Hai matahari yang mulai menemukan jalan menyapa bumi, kami disini memang rindu. Tapi tak mungkin lagi terselesaikan. Tak bisa tuntas karena tak mungkin diusap. Tak mengapa, karena ketika rindu yang ini datang mengelus, menjadi alat komunikasi yang sangat layak menjembatani dunia ini dengan dunia yang sangat maya dan belum kami kenal bentuknya.

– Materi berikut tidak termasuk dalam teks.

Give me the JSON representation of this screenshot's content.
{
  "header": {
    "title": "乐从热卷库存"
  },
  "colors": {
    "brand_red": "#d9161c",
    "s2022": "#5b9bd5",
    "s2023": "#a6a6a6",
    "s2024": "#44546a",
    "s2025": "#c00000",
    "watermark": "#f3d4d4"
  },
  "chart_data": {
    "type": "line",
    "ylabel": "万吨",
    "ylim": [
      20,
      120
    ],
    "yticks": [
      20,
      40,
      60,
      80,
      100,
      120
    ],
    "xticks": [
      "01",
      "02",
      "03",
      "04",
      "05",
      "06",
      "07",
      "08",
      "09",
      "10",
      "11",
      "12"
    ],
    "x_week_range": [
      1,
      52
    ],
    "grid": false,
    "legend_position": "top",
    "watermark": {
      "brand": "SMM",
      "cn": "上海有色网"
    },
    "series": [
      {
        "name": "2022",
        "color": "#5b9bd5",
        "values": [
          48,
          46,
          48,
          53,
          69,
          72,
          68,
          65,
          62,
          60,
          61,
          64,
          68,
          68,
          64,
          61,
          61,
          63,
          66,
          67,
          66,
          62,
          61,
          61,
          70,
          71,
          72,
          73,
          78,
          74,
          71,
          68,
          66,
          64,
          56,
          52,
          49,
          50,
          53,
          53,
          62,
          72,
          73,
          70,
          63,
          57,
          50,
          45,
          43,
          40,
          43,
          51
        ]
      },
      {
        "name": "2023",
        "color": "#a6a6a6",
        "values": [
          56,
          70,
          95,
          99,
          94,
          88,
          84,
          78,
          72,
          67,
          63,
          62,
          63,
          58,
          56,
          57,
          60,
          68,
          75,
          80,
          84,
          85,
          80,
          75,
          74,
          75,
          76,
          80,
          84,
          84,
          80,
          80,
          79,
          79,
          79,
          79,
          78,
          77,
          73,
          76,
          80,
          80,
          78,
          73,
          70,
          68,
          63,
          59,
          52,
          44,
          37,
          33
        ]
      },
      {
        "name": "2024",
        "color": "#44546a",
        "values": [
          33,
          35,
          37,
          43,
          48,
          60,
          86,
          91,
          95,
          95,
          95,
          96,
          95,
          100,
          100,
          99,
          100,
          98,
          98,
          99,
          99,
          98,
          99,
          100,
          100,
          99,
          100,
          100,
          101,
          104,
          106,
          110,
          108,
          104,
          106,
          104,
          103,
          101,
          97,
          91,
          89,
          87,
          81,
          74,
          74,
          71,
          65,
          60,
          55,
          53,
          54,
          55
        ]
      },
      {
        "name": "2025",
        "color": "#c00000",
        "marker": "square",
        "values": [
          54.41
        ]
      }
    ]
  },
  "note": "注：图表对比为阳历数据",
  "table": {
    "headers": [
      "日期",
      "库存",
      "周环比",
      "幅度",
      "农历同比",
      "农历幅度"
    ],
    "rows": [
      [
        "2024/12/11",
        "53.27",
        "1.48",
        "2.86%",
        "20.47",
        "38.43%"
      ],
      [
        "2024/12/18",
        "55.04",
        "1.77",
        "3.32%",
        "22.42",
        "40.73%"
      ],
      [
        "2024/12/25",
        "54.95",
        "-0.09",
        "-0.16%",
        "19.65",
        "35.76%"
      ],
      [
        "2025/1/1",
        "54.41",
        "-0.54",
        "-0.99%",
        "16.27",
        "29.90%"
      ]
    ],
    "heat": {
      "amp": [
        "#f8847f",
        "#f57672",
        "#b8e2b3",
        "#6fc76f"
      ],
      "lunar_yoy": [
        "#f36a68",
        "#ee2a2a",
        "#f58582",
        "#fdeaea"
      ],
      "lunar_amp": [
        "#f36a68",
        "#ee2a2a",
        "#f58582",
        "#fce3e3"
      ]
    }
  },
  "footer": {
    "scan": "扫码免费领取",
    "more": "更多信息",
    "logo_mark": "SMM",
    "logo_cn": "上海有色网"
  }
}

Memang, tak mudah mengartikan segala yang tak terucapkan. Tapi kasih kami yang terentang kuat tak bisa memisahkan dua dunia yang berbeda. Maka, disanalah kata-kata antara kami berpendaran untuk dimaknai dalam frekuensi yang sama. Disanalah kami mencari segala arti, yang mungkin meminta kami menggerakkan langkah dan rentangan tangan. Mungkin dia yang disana, inginkan kami tahu betapa arus air bergejolak tanpa dia ada untuk meredakannya.
Ada suara yang mengatakan mungkin kami terlalu mengingat kasih kami dan terlalu sering bicara tentang dia yang tak ada, maka dia tak mungkin pergi. Mungkin kami tak melepasnya dari buku besar kosa kata kami. Maka, itu adalah kesalahan. Tapi kau tahu, kadang dia datang tanpa diminta. Kehadirannya yang tak berujud membawa alunan nada lirih yang melingkupi dan hanya terdengar oleh hati yang terdalam. Saat ini terjadi, maka hati kami kembali bersuara bahwa pintu komunikasi terbuka untuk kami memaknai segala tanda. Dan kamu tahu, komunikasi ini hanya ada di rentang cinta yang sama kuatnya.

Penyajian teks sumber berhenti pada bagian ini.